生まれ育った関西の、それも田舎町では「ある」と言った。「たくさん人がある」「学校に犬があった」というふうに。もし、ずっとその町に住んでいたなら、今もそう言っているかもしれない。

「ある」じゃなく「いる」と東京では言うのだと気づいたのは中学生のころだったかもしれない。関西は「おる」がふつうだとテレビのお笑い番組で知った。

「ある」って口から出て、変な顔をされたり、田舎者かと思われたくない。たまに大阪に出かける時は、関西風の「おる」に変えた。

東京に出てくると、「いる」派が常識だった。関西出身の人は、「おる」派を押し通す人も「おった」けれど、「いる」派に宗旨替えする人も多かった。わたしも、転向した。

もともとが「ある」派だから、「おる」をつかうのもぎこちない。ましてや、「いる」はハードルが高かった。「いる」なのか「ある」なのか、どっちだと考え、会話がワンテンポ遅れる。ついでにイントネーションの音階変更をしようとしたから、おしゃべりするのに気をつかった。

「私には恋人があるの」と太宰治が『斜陽』に書いた。

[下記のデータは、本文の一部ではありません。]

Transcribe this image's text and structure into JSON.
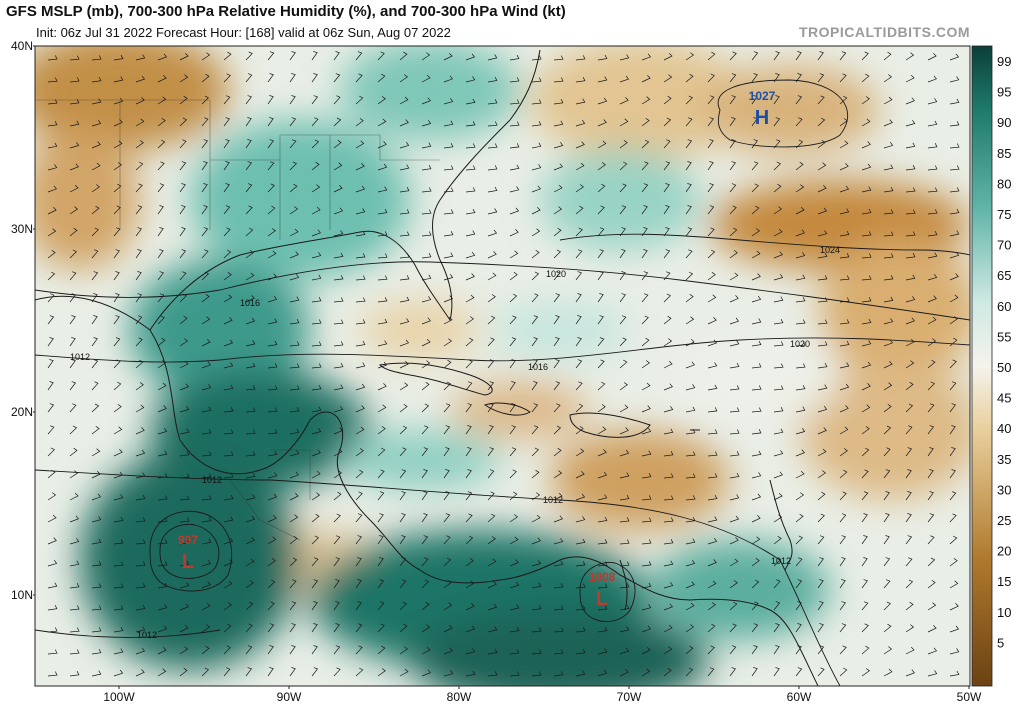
{
  "header": {
    "title": "GFS MSLP (mb), 700-300 hPa Relative Humidity (%), and 700-300 hPa Wind (kt)",
    "subtitle": "Init: 06z Jul 31 2022   Forecast Hour: [168]   valid at 06z Sun, Aug 07 2022",
    "brand": "TROPICALTIDBITS.COM"
  },
  "axes": {
    "lat_labels": [
      "40N",
      "30N",
      "20N",
      "10N"
    ],
    "lon_labels": [
      "100W",
      "90W",
      "80W",
      "70W",
      "60W",
      "50W"
    ]
  },
  "colorbar": {
    "ticks": [
      "99",
      "95",
      "90",
      "85",
      "80",
      "75",
      "70",
      "65",
      "60",
      "55",
      "50",
      "45",
      "40",
      "35",
      "30",
      "25",
      "20",
      "15",
      "10",
      "5"
    ],
    "dry_color": "#9c6a1e",
    "mid_color": "#f4f1e8",
    "moist_color": "#0d544a"
  },
  "pressure_systems": [
    {
      "type": "H",
      "value": "1027",
      "color": "#1a4fa8"
    },
    {
      "type": "L",
      "value": "997",
      "color": "#c0392b"
    },
    {
      "type": "L",
      "value": "1008",
      "color": "#c0392b"
    }
  ],
  "isobar_labels": [
    "1024",
    "1020",
    "1020",
    "1016",
    "1016",
    "1012",
    "1012",
    "1012",
    "1012",
    "1012"
  ]
}
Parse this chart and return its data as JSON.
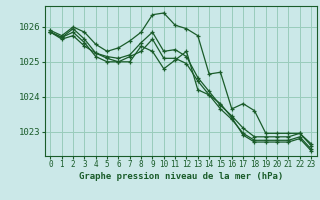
{
  "bg_color": "#cbe8e8",
  "grid_color": "#99ccbb",
  "line_color": "#1a5c2a",
  "xlabel": "Graphe pression niveau de la mer (hPa)",
  "xlim": [
    -0.5,
    23.5
  ],
  "ylim": [
    1022.3,
    1026.6
  ],
  "yticks": [
    1023,
    1024,
    1025,
    1026
  ],
  "xticks": [
    0,
    1,
    2,
    3,
    4,
    5,
    6,
    7,
    8,
    9,
    10,
    11,
    12,
    13,
    14,
    15,
    16,
    17,
    18,
    19,
    20,
    21,
    22,
    23
  ],
  "series": [
    [
      1025.9,
      1025.75,
      1026.0,
      1025.85,
      1025.5,
      1025.3,
      1025.4,
      1025.6,
      1025.85,
      1026.35,
      1026.4,
      1026.05,
      1025.95,
      1025.75,
      1024.65,
      1024.7,
      1023.65,
      1023.8,
      1023.6,
      1022.95,
      1022.95,
      1022.95,
      1022.95,
      1022.65
    ],
    [
      1025.85,
      1025.7,
      1025.95,
      1025.65,
      1025.25,
      1025.15,
      1025.1,
      1025.2,
      1025.55,
      1025.85,
      1025.3,
      1025.35,
      1025.15,
      1024.55,
      1024.15,
      1023.75,
      1023.45,
      1023.1,
      1022.85,
      1022.85,
      1022.85,
      1022.85,
      1022.95,
      1022.6
    ],
    [
      1025.85,
      1025.7,
      1025.85,
      1025.55,
      1025.15,
      1025.0,
      1025.0,
      1025.15,
      1025.3,
      1025.65,
      1025.1,
      1025.1,
      1024.95,
      1024.45,
      1024.05,
      1023.65,
      1023.35,
      1022.95,
      1022.75,
      1022.75,
      1022.75,
      1022.75,
      1022.85,
      1022.5
    ],
    [
      1025.85,
      1025.65,
      1025.75,
      1025.45,
      1025.25,
      1025.1,
      1025.0,
      1025.0,
      1025.45,
      1025.3,
      1024.8,
      1025.05,
      1025.3,
      1024.2,
      1024.05,
      1023.8,
      1023.4,
      1022.9,
      1022.7,
      1022.7,
      1022.7,
      1022.7,
      1022.8,
      1022.45
    ]
  ]
}
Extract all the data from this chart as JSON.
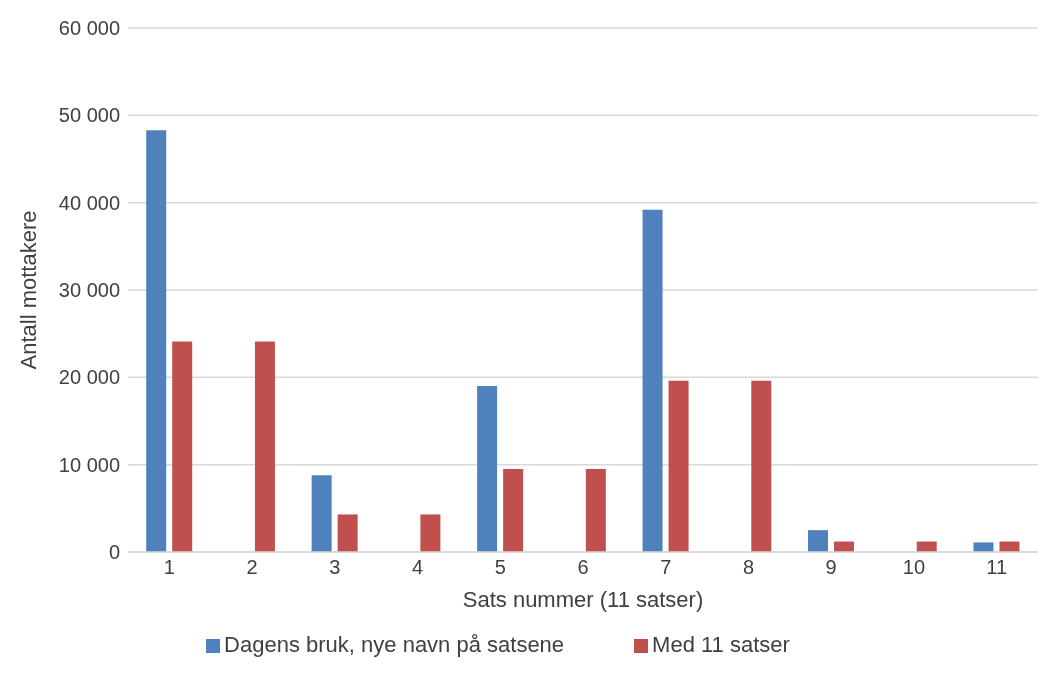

「病気の母がある」「だれかいい人ある?」と昔の小説や映画には「ある」がでてくるという。「いる」と「ある」を使い分けるのは近年のことなのだそうだ(日経新聞「春秋」)。

「いる」は生物に、「ある」は無生物に使う。だけど、生物でも動かない植物は「ある」というのが一般的になっている。

There is a girl.
There is a tulip.
There is a desk.

「ある」「おる」「いる」、どれを使ったっていいじゃない。昔はそうだったから。

でもねえ、田舎から出て時間がたちすぎた。「わたしには恋人があるの」と、今となっては言いにくい。恋人が「いない」せいもあるけれど。